I’ve Already Forgotten Your Main Course
Savory sides stay in memory
Your big-name plenary speaker is the draw to your conference—certainly. But will she deliver the memorable moments your participants will take away and actually use?
Probably not.
What’s more likely is that the interactions your attendees have with new acquaintances from neighboring departments/cities/industries will leave a more durable impression. These are the folks that swap stories and shop talk and contacts. Street-level talk makes an impression that is actionable because the stories relate to our everyday experience.
A very smart client did this very thing recently. My client invited rising industry stars to be part of a conversation round-table. My client scheduled their executives to speak—but not to dominate with sermons and monologues. Instead—and this is the bit of genius I most appreciated—the executive talks were conversation-starters. And these executives actively shared their authority out. That is, they invited participation during their allotted time.
And, most amazing, they paused to wait for responses.

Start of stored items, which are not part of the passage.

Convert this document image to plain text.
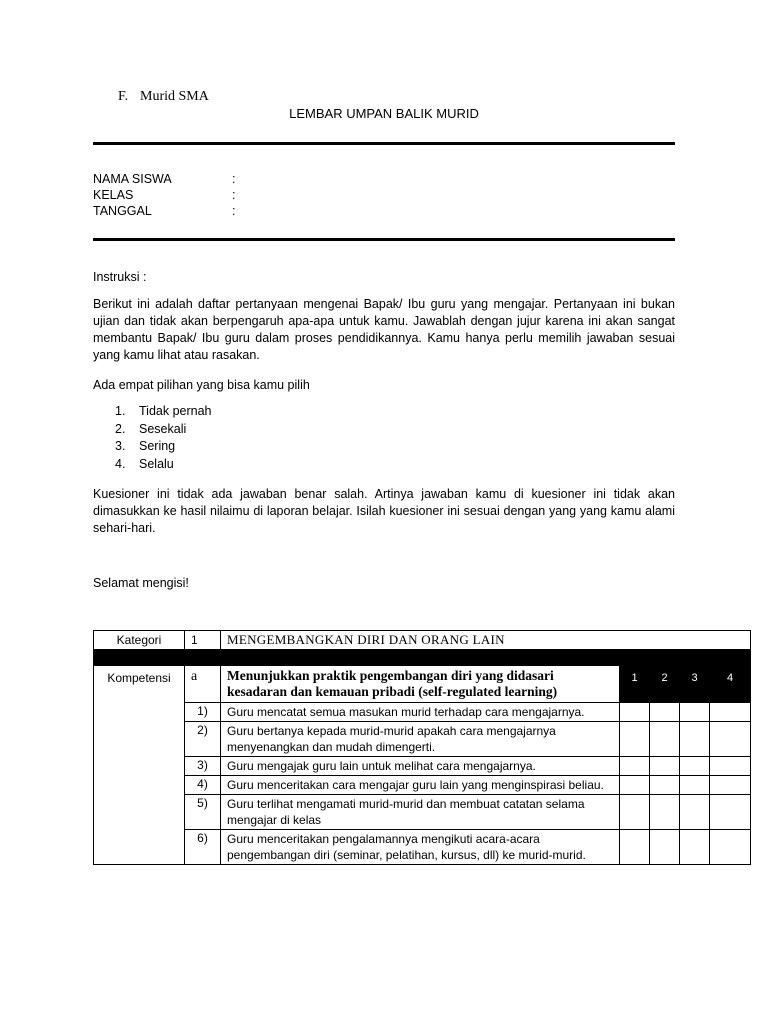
F. Murid SMA
LEMBAR UMPAN BALIK MURID
NAMA SISWA	:
KELAS	:
TANGGAL	:
Instruksi :
Berikut ini adalah daftar pertanyaan mengenai Bapak/ Ibu guru yang mengajar. Pertanyaan ini bukan ujian dan tidak akan berpengaruh apa-apa untuk kamu. Jawablah dengan jujur karena ini akan sangat membantu Bapak/ Ibu guru dalam proses pendidikannya. Kamu hanya perlu memilih jawaban sesuai yang kamu lihat atau rasakan.
Ada empat pilihan yang bisa kamu pilih
1.	Tidak pernah
2.	Sesekali
3.	Sering
4.	Selalu
Kuesioner ini tidak ada jawaban benar salah. Artinya jawaban kamu di kuesioner ini tidak akan dimasukkan ke hasil nilaimu di laporan belajar. Isilah kuesioner ini sesuai dengan yang yang kamu alami sehari-hari.
Selamat mengisi!
Kategori	1	MENGEMBANGKAN DIRI DAN ORANG LAIN				

Kompetensi	a	Menunjukkan praktik pengembangan diri yang didasari kesadaran dan kemauan pribadi (self-regulated learning)	1	2	3	4
	1)	Guru mencatat semua masukan murid terhadap cara mengajarnya.				
	2)	Guru bertanya kepada murid-murid apakah cara mengajarnya menyenangkan dan mudah dimengerti.				
	3)	Guru mengajak guru lain untuk melihat cara mengajarnya.				
	4)	Guru menceritakan cara mengajar guru lain yang menginspirasi beliau.				
	5)	Guru terlihat mengamati murid-murid dan membuat catatan selama mengajar di kelas				
	6)	Guru menceritakan pengalamannya mengikuti acara-acara pengembangan diri (seminar, pelatihan, kursus, dll) ke murid-murid.				
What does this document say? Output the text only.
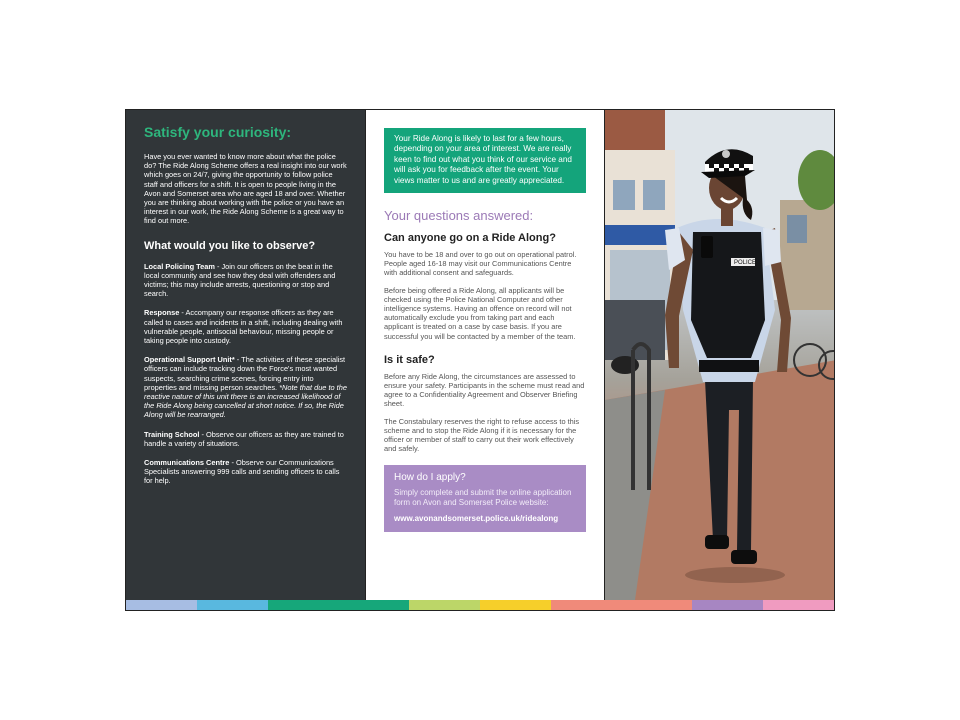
Satisfy your curiosity:

Have you ever wanted to know more about what the police do? The Ride Along Scheme offers a real insight into our work which goes on 24/7, giving the opportunity to follow police staff and officers for a shift. It is open to people living in the Avon and Somerset area who are aged 18 and over. Whether you are thinking about working with the police or you have an interest in our work, the Ride Along Scheme is a great way to find out more.

What would you like to observe?

Local Policing Team - Join our officers on the beat in the local community and see how they deal with offenders and victims; this may include arrests, questioning or stop and search.

Response - Accompany our response officers as they are called to cases and incidents in a shift, including dealing with vulnerable people, antisocial behaviour, missing people or taking people into custody.

Operational Support Unit* - The activities of these specialist officers can include tracking down the Force's most wanted suspects, searching crime scenes, forcing entry into properties and missing person searches. *Note that due to the reactive nature of this unit there is an increased likelihood of the Ride Along being cancelled at short notice. If so, the Ride Along will be rearranged.

Training School - Observe our officers as they are trained to handle a variety of situations.

Communications Centre - Observe our Communications Specialists answering 999 calls and sending officers to calls for help.

Your Ride Along is likely to last for a few hours, depending on your area of interest. We are really keen to find out what you think of our service and will ask you for feedback after the event. Your views matter to us and are greatly appreciated.
Your questions answered:
Can anyone go on a Ride Along?

You have to be 18 and over to go out on operational patrol. People aged 16-18 may visit our Communications Centre with additional consent and safeguards.

Before being offered a Ride Along, all applicants will be checked using the Police National Computer and other intelligence systems. Having an offence on record will not automatically exclude you from taking part and each applicant is treated on a case by case basis. If you are successful you will be contacted by a member of the team.

Is it safe?

Before any Ride Along, the circumstances are assessed to ensure your safety. Participants in the scheme must read and agree to a Confidentiality Agreement and Observer Briefing sheet.

The Constabulary reserves the right to refuse access to this scheme and to stop the Ride Along if it is necessary for the officer or member of staff to carry out their work effectively and safely.

How do I apply?

Simply complete and submit the online application form on Avon and Somerset Police website:

www.avonandsomerset.police.uk/ridealong

POLICE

Responses came. Too many responses which all took too much time. Time slots overran. But that was the whole point: the conversation. And true to form, sparks of insight came as the rising industry stars reacted. I left with pages of notes from the conversations and I’m certain the participants left with brand new knowledge lodged in their brain pans. That new knowledge came not because the speakers’ messages were so good, but because the participants actively connected those messages with others and their own experiences.
May it ever be so with all professors and pastors and executives and professional pulpiteers: let them stay open for the conversation to follow.